As disappointing as the 2005 Kelo v. New London ruling was for supporters of strong property rights, the ensuing months saw a healthy — and heartening — backlash at the state level, as lawmakers in several states, responding to contituent outrage, enacted legislative curbs on eminent domain. Now it would be good to see a similar state-level reaction to organized labor’s push to corral more workers into unions by undermining the secret ballot process in organizing elections.
Today, soon after the pro-union advocacy group American Rights at Work launched a major ad campaign in favor of the so-called Employee Free Choice Act (EFCA), which would allow unions to easily circumvent secret ballot elections in organizing drives, former Congressman Ernest Istook (R-Okla.) announced a new state-level effort to enshrine secret ballots in all elections — including union elections — in state constitutions.

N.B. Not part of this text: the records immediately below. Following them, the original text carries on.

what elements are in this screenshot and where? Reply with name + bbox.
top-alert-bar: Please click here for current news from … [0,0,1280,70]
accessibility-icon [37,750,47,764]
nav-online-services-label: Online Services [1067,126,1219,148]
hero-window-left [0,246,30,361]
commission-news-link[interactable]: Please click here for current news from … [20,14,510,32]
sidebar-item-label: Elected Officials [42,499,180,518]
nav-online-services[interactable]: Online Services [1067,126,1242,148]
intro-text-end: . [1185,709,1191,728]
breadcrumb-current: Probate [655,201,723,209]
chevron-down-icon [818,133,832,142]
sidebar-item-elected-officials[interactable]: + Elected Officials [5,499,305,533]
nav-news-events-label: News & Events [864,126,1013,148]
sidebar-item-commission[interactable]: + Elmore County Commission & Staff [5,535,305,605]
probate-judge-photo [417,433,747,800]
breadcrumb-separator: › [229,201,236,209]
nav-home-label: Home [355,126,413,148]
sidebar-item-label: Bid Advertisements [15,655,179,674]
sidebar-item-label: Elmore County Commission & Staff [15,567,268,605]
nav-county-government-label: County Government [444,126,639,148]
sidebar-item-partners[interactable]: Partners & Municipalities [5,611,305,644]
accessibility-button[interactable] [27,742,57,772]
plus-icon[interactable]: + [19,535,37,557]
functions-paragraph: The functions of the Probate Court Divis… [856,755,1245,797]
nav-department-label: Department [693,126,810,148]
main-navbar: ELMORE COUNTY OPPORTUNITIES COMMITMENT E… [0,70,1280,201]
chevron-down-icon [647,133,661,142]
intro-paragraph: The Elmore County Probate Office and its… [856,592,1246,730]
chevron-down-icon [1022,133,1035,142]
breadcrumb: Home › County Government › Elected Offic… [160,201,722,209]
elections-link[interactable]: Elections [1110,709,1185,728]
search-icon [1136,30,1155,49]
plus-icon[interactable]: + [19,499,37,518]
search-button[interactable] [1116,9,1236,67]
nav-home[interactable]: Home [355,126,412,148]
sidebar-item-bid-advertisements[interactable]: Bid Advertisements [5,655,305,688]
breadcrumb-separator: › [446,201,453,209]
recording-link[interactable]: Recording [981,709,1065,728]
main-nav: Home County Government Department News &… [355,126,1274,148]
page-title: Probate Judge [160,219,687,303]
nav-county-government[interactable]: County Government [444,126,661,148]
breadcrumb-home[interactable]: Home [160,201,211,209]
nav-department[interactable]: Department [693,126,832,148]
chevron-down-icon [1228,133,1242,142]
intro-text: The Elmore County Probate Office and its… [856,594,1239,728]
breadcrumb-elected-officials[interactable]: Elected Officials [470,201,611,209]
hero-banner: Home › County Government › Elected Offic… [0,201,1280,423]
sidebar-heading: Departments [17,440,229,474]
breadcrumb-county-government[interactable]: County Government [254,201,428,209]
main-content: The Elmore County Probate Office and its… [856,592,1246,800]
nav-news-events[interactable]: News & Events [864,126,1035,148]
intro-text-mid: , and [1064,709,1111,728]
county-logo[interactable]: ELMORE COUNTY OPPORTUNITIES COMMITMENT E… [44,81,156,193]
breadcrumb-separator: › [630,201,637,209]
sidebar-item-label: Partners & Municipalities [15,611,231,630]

Istook, who is now at the Heritage Foundation, where he made the announcement, is Chairman of Save our Secret Ballot, which is launching its state efforts in five states — Arizona, Arkansas, Missouri, Nevada, and Utah — with other states to follow. He noted that, contrary to what many people might think, secret ballots are not protected in the U.S. Constitution — but state constitutions can expand on those rights protected at the federal level. The proposed amendment reads:
The right of individuals to vote by secret ballot is fundamental. Where state or federal law requires elections for public office or public votes on initiatives or referenda, or designations or authorizations of employee representation, the right of individuals to vote by secret ballot shall be guaranteed.
Istook also pointed out the hypocrisy of EFCA sponsor Rep. George Miller (D-Calif.), who in 2001, along with several of his colleagues, wrote to Mexican government officials urging them to protect Mexican workers’ rights to a secret ballot, because, they said in the letter:
[W]e feel that the secret ballot is absolutely necesary to ensure that workers are not intimidated into voting for a union they might not otherwise choose.
As a questioner noted, EFCA has other provisions that are also very bad: binding arbitration, whereby a federally appointed arbitrator imposes a contract if union and management have not reached a deal after 120 days, and increased “unfair labor practice” penalties for employers, which gives unions another club with which to browbeat companies targeted for unionization.
Istook responded that while opposing those provisions is also important, they are, relative to card check, a secondary priority for Big Labor — which, if it would settle on enactment of a card check-free EFCA-lite, would only do so to come back later in order to get the rest of its desired package.